Dass ab September Lebkuchen in den Supermarktregalen stehen, in Kaufhäusern nach Halloween ohne Schonzeit an allen Ecken kleine Plastikweihnachtsbäume, gigantische Rentiere und absurde Gebilde aus Christbaumkugeln aufploppen und die Gehörgänge beim Einkaufen in manchen Läden schon den ganzen November lang mit ohrenbetäubend lauter Weihnachtsmusik malträtiert werden - geschenkt. Weihnachten ist bekanntermaßen ein Fest des Konsums. Es muss so früh wie möglich so viel wie möglich verkauft werden und dafür braucht es die richtige "Stimmung". Sei es dem Handel gegönnt. Gerade in diesem Jahr versuchen alle um die paar Groschen zu buhlen, die die Menschen noch locker sitzen haben.

Das Christkind ist zu früh dran

Was mich wirklich stört, alle Jahre wieder, ist die Taktlosigkeit, mit der Städte mir schon Mitte November ihre Weihnachtsbeleuchtung um die Ohren hauen. Gestern Abend war ich in Nürnberg unterwegs. Schon von fern strahlte mich das Christkind zusammen mit der Nürnberger Skyline an und breitete seine Arme bedrohlich über mir aus. Warum? "Komm gefälligst in Weihnachtsstimmung!" schien mich das Christkind anzuschreien. Doch dafür ist einfach noch nicht die Zeit.

Innere Einkehr statt Weihnachtsstimmung

Der November gehört dem Gedenken an die Toten und der inneren Einkehr. In den christlichen Kirchen fallen die Feiertage Allerheiligen, Allerseelen, der Buß- und Bettag und der Totensonntag, der das Ende des Kirchenjahres markiert, in den November. Auf weltlicher Seite ist es der Volkstrauertag. Natürlich könnte man nun sagen, dass man der Toten ja wohl das ganze Jahr gedenken kann, aber der November bietet einen Rahmen, um als Gesellschaft einen Schritt zurückzutreten, sich aus dem Gehechel des Alltags zu befreien und über die ganz grundlegenden Fragen des Lebens nachzudenken.

Manche Traditionalisten betonen ja unermüdlich die christlich-abendländische Prägung unseres schönen Landes und würden gern jede freie Wand mit einem Kreuz zupflastern.
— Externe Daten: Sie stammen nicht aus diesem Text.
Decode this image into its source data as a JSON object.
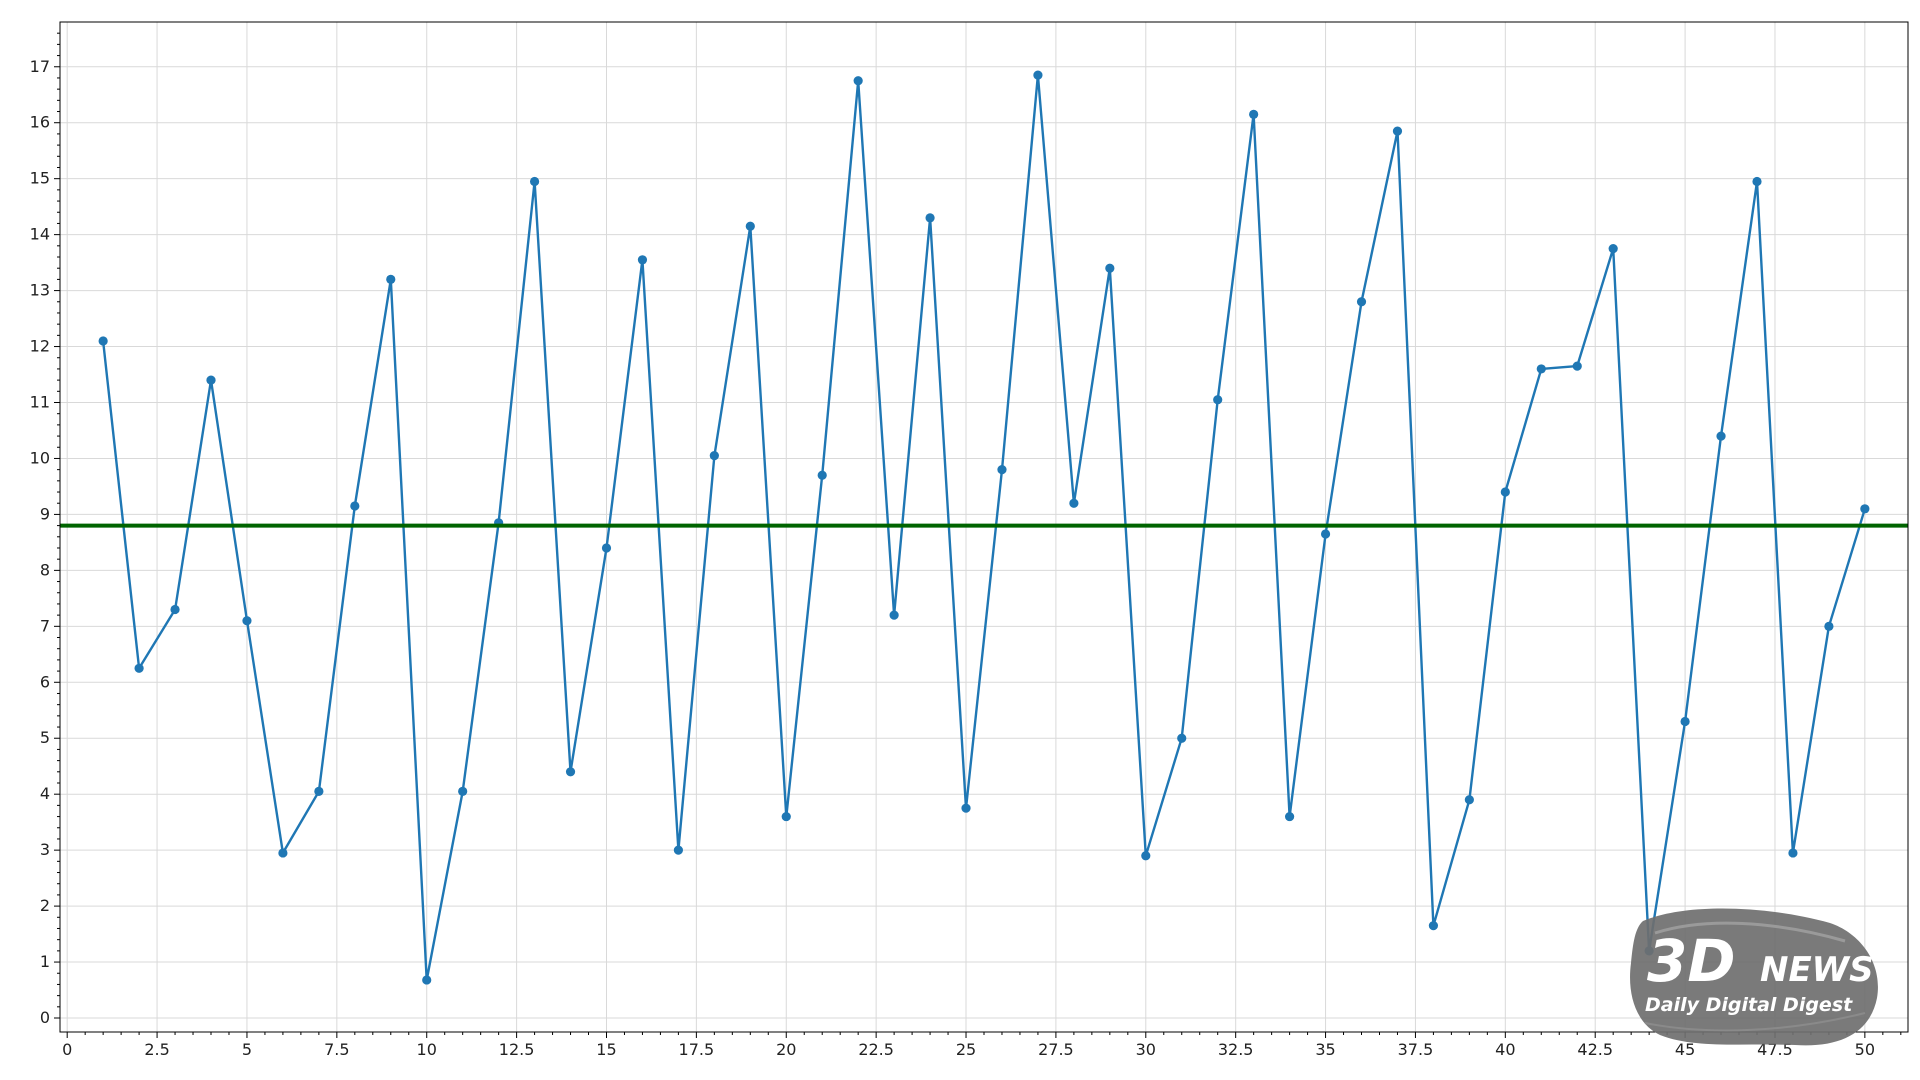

Mal abgesehen davon ist auch Weihnachten ein christliches Fest - echt wahr! Wieso schaffen es Städte dann nicht mal, aus Rücksicht auf das Gedenken bis nach Totensonntag die festlich geschmückten Füße still zu halten? Gerade das CHRISTkind sollte doch verstehen, dass es sich in seinem golden strahlenden Gewand noch ein paar Tage bedeckt halten sollte, bis die Adventszeit beginnt. In diesem Fall fordere ich also gegenteilig zu Goethe: Weniger Licht! Und wenn dann seine Zeit kommt, kann ich es umso mehr genießen.